Number of processes per GPU while running distributed data parallel

I have a question on basic concept. When we launch a distributed data parallel job over n GPUs, how many processes should each GPU have?

I ask this because I notice different patterns while typing nvidia-smi. Sometimes, each GPU has one single PID. And in total, there are n different PIDs. That’s what I would expect.

However, sometimes each GPU has n PIDs, with one PID using actual memory and all other (n-1) using 0 memory. Moreover, all GPUs shares the same PIDs. That’s hard for me to understand. Are the PIDs taking zero memory due to communication?

You’re right that DDP training should use one GPU per process.

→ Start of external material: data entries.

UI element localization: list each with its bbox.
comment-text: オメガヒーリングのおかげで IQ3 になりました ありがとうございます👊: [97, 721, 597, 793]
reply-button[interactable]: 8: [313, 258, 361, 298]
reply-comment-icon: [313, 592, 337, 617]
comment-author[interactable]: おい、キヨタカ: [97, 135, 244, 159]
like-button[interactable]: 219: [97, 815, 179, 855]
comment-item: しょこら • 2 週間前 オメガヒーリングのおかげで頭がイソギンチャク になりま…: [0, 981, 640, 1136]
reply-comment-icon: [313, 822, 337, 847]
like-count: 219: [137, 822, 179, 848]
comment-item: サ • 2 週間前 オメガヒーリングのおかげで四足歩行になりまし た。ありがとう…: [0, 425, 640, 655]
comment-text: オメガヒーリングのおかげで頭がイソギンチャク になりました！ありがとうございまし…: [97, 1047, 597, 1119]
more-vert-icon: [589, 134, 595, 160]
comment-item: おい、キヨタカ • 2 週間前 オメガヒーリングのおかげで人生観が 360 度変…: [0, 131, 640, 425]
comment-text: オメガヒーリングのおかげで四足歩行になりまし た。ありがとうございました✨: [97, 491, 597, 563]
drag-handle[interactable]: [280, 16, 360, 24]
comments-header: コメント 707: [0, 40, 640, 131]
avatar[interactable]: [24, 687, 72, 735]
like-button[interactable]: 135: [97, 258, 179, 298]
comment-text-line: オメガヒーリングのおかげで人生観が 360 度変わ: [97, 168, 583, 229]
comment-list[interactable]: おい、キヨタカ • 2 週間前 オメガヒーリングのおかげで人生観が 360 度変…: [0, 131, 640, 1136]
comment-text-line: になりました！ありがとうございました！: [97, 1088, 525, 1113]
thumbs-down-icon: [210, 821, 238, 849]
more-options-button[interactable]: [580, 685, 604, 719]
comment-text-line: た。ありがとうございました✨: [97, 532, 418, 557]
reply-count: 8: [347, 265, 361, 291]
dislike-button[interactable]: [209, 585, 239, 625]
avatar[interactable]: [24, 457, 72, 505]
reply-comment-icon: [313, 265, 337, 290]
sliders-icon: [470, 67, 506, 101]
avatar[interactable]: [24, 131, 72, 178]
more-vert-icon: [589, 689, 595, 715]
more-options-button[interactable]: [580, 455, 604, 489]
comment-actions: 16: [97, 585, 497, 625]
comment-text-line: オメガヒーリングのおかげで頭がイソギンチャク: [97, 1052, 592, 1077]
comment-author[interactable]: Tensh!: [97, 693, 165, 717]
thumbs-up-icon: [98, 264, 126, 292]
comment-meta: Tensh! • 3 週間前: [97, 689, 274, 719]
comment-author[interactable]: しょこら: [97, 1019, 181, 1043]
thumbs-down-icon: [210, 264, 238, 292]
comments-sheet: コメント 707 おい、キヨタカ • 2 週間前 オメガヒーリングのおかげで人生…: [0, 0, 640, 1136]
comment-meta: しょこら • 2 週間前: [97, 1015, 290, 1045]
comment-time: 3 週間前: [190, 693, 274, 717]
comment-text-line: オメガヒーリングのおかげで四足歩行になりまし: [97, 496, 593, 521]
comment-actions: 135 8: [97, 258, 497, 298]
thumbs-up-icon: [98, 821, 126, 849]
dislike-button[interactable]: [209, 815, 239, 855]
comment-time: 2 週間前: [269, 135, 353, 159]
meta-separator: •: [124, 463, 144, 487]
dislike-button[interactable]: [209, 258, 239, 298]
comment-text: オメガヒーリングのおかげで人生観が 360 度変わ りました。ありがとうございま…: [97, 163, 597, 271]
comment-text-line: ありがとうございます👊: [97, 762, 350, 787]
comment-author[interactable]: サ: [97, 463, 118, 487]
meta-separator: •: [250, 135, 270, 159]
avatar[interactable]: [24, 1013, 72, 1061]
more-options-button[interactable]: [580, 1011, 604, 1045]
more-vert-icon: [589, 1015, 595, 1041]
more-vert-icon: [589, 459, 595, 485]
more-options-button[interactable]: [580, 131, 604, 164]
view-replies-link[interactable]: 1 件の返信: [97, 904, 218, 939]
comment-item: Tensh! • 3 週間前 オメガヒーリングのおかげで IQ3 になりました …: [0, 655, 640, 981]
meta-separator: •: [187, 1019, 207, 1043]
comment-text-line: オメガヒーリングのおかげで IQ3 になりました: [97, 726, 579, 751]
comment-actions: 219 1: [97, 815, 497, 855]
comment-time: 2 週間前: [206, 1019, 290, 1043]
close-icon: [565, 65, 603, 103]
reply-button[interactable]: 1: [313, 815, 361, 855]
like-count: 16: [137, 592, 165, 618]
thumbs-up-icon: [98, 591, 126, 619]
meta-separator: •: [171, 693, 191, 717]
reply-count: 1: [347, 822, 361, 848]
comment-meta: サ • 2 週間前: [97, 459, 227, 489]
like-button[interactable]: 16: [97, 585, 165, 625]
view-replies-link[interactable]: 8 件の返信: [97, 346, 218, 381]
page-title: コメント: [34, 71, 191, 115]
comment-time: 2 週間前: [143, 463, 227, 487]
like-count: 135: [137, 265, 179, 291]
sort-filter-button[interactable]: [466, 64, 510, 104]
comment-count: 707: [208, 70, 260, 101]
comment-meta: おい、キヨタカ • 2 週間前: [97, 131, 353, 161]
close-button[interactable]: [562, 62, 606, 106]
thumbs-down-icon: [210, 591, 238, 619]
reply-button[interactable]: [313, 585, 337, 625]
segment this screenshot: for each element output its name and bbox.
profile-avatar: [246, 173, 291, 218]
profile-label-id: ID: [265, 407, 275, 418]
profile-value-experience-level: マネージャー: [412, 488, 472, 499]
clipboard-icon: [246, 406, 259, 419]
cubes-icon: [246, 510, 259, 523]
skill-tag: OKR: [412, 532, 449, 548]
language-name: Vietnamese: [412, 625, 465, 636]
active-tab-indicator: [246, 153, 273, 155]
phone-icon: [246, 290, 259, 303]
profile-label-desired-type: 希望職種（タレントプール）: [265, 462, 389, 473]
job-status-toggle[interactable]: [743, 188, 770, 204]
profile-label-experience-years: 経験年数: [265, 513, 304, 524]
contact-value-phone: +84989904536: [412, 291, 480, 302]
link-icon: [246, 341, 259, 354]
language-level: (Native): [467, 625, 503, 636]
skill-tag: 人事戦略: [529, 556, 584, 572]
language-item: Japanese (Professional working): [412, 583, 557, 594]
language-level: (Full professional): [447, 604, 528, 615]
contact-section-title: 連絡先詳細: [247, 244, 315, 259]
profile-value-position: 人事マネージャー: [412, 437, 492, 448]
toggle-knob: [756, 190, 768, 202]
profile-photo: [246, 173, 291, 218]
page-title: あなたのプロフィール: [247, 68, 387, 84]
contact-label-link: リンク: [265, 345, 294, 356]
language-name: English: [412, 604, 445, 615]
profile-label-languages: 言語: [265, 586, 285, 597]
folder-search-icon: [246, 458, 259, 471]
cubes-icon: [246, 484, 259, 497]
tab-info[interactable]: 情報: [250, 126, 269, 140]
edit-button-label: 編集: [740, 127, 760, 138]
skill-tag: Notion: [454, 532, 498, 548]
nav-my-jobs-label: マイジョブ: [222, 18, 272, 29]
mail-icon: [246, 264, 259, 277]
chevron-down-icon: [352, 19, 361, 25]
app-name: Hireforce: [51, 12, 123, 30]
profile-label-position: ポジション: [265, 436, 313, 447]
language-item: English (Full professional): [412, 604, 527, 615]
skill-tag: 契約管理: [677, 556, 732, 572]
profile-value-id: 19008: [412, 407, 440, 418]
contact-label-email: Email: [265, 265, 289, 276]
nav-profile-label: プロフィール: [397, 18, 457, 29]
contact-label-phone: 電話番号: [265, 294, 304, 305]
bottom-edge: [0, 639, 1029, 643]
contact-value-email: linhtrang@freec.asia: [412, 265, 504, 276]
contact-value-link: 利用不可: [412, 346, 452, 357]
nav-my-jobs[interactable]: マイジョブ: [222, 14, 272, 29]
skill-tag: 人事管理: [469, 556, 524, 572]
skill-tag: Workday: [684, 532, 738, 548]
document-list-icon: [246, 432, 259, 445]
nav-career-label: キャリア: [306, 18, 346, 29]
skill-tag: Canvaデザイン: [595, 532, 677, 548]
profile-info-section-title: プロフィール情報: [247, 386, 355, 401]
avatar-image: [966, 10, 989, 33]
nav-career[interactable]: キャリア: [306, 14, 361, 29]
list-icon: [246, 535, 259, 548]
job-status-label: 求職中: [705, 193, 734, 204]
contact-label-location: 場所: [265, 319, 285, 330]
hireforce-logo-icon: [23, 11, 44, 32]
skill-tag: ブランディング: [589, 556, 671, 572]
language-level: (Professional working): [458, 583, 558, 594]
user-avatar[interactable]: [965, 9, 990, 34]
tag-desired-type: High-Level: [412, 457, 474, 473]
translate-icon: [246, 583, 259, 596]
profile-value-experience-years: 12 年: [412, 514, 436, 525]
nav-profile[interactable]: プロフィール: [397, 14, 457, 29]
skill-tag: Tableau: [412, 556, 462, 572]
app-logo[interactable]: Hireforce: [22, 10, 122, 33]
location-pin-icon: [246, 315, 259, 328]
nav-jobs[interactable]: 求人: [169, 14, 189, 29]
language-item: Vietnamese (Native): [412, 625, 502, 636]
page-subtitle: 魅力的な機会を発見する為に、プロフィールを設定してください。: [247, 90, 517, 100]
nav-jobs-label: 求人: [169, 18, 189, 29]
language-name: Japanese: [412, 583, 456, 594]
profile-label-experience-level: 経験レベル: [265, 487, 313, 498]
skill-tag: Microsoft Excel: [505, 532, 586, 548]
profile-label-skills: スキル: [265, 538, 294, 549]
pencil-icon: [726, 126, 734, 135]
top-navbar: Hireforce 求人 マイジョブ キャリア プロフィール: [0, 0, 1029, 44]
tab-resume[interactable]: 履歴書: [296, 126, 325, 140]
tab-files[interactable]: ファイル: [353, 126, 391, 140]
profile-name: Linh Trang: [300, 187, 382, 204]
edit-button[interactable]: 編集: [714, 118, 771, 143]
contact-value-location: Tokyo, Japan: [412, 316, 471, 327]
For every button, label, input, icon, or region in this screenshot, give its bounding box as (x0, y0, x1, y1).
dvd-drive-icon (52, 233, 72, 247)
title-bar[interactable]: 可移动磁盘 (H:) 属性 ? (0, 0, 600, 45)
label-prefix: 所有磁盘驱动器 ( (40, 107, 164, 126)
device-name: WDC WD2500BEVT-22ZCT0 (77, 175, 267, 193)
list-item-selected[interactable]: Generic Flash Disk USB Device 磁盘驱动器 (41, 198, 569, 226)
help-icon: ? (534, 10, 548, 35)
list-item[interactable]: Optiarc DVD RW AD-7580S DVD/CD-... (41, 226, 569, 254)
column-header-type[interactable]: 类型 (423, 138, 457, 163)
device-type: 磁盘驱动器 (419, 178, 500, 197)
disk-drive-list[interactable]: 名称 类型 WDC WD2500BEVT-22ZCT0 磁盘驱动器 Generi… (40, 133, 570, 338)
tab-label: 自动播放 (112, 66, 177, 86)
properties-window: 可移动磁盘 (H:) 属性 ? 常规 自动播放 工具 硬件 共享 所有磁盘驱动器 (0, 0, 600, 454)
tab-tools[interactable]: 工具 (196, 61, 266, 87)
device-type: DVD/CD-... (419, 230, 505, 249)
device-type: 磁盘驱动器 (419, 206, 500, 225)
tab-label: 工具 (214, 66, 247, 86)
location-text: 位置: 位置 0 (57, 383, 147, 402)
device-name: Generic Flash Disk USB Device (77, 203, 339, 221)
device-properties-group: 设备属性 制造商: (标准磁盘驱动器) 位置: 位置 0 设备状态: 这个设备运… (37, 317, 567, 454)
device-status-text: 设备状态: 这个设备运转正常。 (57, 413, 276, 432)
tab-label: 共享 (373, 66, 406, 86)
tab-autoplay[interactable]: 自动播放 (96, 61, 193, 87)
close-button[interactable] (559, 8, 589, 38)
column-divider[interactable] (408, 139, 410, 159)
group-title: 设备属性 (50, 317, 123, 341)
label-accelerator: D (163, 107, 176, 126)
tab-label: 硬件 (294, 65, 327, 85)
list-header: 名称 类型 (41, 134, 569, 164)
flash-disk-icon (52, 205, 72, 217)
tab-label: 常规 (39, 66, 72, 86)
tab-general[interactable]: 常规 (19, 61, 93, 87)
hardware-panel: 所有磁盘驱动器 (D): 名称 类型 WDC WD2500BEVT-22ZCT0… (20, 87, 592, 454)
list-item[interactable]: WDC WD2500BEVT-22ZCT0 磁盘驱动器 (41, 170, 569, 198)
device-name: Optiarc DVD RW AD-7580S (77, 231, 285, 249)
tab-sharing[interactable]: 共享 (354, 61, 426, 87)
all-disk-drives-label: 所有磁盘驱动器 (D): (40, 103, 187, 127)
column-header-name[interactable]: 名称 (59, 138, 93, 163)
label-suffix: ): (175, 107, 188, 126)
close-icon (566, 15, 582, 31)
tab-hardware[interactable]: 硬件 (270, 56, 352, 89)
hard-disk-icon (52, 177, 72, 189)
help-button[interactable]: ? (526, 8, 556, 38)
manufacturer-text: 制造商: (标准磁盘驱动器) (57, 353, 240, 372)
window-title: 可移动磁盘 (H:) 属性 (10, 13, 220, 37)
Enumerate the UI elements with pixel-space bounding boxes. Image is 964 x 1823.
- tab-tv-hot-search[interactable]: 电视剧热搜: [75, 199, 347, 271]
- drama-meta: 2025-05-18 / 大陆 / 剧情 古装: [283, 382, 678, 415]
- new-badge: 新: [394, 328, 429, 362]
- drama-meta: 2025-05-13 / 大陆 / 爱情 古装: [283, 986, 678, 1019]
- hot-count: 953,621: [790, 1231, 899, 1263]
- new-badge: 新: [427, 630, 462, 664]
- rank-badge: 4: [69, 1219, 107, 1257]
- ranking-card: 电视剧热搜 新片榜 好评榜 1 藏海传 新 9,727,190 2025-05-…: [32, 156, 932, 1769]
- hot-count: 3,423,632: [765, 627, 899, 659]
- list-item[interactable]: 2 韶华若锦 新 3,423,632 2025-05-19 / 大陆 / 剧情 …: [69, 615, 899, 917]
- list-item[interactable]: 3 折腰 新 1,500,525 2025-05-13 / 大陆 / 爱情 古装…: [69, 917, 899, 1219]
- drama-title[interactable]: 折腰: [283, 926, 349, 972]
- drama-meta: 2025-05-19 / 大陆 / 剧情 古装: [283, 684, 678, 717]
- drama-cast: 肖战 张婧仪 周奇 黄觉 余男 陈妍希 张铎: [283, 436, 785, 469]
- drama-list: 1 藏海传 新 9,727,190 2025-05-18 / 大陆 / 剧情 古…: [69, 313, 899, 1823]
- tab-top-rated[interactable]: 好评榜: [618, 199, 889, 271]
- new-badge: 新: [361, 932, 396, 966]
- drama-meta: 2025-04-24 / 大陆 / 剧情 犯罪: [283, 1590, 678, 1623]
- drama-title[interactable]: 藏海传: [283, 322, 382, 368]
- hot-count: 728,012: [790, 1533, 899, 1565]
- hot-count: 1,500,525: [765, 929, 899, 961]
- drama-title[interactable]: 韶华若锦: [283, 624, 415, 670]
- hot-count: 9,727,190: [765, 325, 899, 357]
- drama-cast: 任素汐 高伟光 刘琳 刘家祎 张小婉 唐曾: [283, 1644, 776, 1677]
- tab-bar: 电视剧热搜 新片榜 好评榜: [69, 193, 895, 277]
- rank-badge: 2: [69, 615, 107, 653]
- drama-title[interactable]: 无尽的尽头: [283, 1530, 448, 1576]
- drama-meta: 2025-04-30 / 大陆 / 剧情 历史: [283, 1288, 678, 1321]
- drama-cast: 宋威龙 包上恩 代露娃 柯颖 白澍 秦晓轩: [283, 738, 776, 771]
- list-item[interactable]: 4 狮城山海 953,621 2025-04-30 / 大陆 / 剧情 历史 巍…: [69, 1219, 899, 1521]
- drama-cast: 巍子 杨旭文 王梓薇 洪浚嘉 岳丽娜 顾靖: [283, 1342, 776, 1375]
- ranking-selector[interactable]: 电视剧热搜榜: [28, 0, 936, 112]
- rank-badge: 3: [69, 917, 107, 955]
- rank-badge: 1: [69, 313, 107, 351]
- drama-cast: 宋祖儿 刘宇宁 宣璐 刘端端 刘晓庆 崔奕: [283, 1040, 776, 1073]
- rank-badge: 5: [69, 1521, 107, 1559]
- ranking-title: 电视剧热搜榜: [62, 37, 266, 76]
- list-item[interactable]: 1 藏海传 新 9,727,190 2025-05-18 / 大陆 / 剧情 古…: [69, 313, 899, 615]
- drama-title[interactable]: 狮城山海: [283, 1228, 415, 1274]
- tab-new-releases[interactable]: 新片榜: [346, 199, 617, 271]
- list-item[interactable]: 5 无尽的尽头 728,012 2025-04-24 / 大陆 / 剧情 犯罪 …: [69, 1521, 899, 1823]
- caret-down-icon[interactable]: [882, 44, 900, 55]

Could you give an example nvidia-smi output that indicates the second case that you’ve mentioned? In general, this might happen if memory is allocated or operations are done on a GPU device that is not “assigned” to that process, although if DDP itself, and not the application, is doing this it is likely an issue we should fix. A script to reproduce would also be helpful.

This is a screenshot of nvidia-smi’s output, for the 2nd case. Let me explain a bit. There are 10 GPUs on this node. Someone else is using GPU 1 and 2. GPU 6-9 is not used. I’m using GPU 0, 3, 4, 5, running a DDP job with world_size=4, i.e., n=4.